Sure, there’s plenty of news coverage of politics. But it’s just that — coverage of politics, polls, personalities, and campaigns, and much less on the substance of policy issues or what’s at stake for the country as they’re debated. Last year, early in the primary season, the CEO of CBS said of Mr. Trump’s presidential run, “It may not be good for America, but it’s damn good for CBS.” He later contended he’d been joking — but somehow, I don’t find myself reassured that media corporations today are as committed to serving the public good as they ought to be.
At the same time, politicians have become adept at manipulating the media. The president-elect’s news conference, for instance, was held on the same day that Republicans in the Senate were holding multiple confirmation hearings on his cabinet nominees and were releasing their budget plans. This was divide and conquer at its most effective: they essentially overwhelmed the circuits and avoided the sort of in-depth, extended public scrutiny Americans deserved.
This is unlikely to change, especially in the White House. As Pete Vernon noted recently in the Columbia Journalism Review, with “unabashed boosters in the studios of certain Fox News hosts, the morning hours of MSNBC, and the pages of Breitbart, as [well as] direct access to 17 million followers through his own Twitter feed, Trump has a greater ability than any previous president to push his message unchallenged.”
President Obama, Hillary Clinton and Mr. Trump have held very few open news conferences. We are losing important ways and means of holding politicians accountable.

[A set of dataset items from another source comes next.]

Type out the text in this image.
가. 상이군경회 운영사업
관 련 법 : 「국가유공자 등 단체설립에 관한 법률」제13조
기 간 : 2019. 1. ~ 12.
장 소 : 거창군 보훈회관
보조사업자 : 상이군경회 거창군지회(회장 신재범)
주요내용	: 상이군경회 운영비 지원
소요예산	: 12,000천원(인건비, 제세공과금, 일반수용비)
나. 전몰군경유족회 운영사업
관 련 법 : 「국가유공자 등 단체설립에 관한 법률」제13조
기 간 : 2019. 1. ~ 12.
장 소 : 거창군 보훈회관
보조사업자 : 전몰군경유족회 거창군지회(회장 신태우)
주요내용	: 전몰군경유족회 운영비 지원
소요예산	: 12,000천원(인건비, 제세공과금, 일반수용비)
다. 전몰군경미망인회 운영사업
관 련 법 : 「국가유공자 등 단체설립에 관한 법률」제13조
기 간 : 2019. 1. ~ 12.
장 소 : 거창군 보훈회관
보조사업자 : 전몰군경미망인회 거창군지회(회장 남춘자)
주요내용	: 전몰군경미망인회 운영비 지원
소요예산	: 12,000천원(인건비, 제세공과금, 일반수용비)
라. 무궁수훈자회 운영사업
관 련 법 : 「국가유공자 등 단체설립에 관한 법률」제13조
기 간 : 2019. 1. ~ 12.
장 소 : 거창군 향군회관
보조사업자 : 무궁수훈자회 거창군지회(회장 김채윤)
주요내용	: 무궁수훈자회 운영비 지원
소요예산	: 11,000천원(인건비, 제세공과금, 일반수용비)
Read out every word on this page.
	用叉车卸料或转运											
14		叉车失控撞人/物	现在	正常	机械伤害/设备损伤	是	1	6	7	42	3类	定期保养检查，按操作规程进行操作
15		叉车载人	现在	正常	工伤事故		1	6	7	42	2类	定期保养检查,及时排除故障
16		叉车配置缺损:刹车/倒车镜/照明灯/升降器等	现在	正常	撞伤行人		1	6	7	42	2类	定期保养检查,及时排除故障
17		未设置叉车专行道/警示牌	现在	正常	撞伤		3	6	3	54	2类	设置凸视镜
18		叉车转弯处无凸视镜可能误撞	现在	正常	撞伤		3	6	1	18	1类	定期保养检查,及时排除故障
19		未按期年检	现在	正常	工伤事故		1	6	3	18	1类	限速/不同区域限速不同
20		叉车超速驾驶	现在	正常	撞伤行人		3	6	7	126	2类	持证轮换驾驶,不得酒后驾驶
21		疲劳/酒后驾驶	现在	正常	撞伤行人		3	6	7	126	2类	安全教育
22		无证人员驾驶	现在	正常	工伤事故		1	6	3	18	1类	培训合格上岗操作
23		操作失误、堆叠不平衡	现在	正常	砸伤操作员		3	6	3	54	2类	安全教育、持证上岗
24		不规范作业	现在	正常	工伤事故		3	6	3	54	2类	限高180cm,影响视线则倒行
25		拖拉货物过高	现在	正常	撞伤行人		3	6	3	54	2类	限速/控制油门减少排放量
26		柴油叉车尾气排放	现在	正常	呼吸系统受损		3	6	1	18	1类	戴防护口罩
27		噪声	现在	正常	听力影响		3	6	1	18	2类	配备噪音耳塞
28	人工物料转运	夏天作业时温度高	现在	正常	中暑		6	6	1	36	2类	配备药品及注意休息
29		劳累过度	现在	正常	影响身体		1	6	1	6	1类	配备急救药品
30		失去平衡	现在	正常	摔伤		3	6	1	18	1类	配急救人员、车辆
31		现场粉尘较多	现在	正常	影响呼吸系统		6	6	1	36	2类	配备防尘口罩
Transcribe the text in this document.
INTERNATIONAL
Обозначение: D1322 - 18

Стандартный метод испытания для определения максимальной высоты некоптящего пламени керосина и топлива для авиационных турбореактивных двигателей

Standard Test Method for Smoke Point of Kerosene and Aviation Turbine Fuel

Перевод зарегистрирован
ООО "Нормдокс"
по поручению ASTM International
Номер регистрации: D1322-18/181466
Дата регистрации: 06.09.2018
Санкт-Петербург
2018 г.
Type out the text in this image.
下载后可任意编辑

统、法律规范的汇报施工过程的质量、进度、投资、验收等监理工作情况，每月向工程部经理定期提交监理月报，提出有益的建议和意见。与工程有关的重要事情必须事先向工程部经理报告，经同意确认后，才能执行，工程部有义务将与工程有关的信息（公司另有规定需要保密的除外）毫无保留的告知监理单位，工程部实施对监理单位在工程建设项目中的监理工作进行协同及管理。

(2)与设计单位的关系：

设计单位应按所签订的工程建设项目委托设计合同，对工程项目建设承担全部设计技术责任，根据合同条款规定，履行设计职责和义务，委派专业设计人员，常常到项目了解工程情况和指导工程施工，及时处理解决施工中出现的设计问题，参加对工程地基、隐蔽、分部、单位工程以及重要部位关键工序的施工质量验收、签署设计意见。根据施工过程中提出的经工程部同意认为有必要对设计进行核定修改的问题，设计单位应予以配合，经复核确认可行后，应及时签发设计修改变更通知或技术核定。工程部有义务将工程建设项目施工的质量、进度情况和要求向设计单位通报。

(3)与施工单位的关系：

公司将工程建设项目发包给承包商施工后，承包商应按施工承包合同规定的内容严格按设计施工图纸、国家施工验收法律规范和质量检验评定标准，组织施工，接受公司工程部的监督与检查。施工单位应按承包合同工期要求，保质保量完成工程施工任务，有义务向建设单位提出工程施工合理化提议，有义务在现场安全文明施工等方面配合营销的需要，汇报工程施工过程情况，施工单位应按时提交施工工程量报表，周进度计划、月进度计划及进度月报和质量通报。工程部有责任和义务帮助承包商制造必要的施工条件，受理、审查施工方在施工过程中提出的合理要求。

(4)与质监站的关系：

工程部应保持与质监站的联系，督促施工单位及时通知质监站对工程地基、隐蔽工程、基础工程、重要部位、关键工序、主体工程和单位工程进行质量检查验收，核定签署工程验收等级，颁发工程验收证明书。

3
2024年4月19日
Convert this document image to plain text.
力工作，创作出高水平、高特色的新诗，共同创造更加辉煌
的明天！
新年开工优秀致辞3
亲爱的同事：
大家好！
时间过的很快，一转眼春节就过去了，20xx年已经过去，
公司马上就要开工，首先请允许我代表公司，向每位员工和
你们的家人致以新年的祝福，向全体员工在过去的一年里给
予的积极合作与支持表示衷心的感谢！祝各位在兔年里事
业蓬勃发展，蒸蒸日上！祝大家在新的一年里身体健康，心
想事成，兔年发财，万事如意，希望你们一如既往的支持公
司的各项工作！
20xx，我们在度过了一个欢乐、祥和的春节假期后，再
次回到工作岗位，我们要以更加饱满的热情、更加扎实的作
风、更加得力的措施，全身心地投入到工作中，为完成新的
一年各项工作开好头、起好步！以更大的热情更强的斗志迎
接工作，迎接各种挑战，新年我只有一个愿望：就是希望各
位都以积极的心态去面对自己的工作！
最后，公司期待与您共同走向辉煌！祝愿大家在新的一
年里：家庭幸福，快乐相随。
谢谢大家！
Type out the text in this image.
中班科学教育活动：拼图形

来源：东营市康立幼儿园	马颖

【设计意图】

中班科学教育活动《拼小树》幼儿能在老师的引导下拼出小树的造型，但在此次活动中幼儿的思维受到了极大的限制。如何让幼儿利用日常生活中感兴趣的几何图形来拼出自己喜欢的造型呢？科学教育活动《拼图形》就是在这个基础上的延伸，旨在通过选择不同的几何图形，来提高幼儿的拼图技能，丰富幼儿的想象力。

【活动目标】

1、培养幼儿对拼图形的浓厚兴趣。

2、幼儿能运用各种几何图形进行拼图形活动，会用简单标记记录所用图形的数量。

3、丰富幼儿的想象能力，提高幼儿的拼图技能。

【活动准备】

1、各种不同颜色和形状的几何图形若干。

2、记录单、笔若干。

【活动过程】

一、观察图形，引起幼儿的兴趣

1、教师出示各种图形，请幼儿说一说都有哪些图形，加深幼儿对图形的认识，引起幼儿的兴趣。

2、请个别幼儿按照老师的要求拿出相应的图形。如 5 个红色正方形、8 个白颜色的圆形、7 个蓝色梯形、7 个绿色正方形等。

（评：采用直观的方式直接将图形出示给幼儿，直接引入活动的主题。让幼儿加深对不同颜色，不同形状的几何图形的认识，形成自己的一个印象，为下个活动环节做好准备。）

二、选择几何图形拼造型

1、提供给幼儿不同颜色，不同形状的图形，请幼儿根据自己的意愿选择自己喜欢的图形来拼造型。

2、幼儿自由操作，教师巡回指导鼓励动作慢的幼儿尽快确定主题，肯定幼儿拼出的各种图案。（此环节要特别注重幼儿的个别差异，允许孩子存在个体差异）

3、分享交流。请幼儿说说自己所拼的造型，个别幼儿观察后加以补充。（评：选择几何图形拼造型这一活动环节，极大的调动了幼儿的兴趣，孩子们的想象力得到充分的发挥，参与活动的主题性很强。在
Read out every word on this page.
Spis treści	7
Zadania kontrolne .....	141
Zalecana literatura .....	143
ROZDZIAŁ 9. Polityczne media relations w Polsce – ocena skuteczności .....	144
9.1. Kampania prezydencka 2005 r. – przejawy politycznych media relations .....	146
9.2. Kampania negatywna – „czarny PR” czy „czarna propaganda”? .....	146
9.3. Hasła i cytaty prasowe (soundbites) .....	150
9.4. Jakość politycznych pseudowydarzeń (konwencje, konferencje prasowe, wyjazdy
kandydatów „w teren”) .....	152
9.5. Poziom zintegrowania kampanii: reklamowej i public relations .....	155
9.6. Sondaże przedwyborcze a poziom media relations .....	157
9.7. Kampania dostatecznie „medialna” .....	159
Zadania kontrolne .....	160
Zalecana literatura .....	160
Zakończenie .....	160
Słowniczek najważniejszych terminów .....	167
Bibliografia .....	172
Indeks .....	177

Nor are citizens helping. In the modern media universe, they get along with only the information they want to believe, look at sources that tell them only what they want to hear, and shut out anything they don’t like. They seek the media that confirms their views.
This is worrisome. But even worse would be a press that doesn’t push on regardless. I want to see media coverage of public affairs that’s dogged, skeptical and aggressive, that investigates actions of government and politicians, that checks facts, calls candidates and office-holders to account, and flags misstatements, half-truths, and outright lies. I want the media to be very tough on politicians and candidates and not let them get away with the evasions and manipulations they find increasingly easy to practice.
Democracy works only with accountability and is strengthened by strict accountability of elected and appointed officials to the people of the country. Without citizens insisting on it and the media demanding it, our system of representative government is in peril.
Lee Hamilton is a Senior Advisor for the Indiana University Center on Representative Government; a Distinguished Scholar, IU School of Global and International Studies; and a Professor of Practice, IU School of Public and Environmental Affairs. He was a member of the U.S. House of Representatives for 34 years.